7. Non mi comprometto per guadagnare più di quel che mi serve per vivere. Ho sperimentato che desiderare troppi soldi, potere, visibilità significa imboccare la via più veloce per trasformarsi in individui violenti.


8. Non dimentico i miei errori e cerco di non ripeterli. Spero che chi mi conosce e sa dei miei errori sia disposto a darmi comunque credito, perché se nessuno mi offre una seconda chance e io non la offro agli altri sono finito.


9. Difendo la vita, perché ogni vita è essenziale all’equilibrio del mondo, e non dimentico mai la parte non umana che è in me. Gentilezza e dolcezza sono dovuti a uomini, donne e bambini. Altrettanto meritano piante e animali, la terra e ogni altro elemento della natura.

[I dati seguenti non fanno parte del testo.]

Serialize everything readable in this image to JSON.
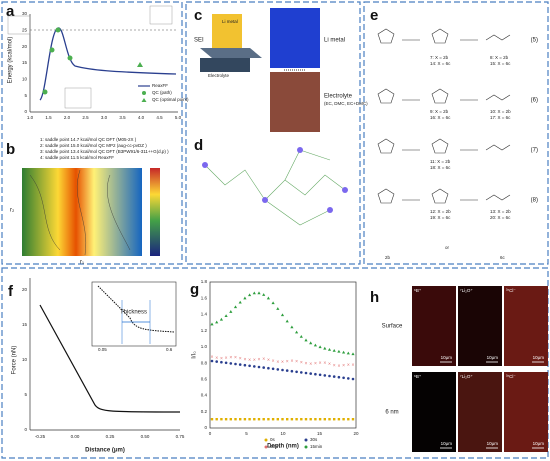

10. E davanti a un gesto violento? Questa è davvero la cosa più difficile. Io provo a resistere, a non replicare con altrettanta violenza, ad aggirare l’ostacolo. Ma è complicato, quasi impossibile. Tanto da spingermi a sperare che la vita mi riservi queste occasioni il meno frequentemente possibile. Qui confesso che ho solo da imparare.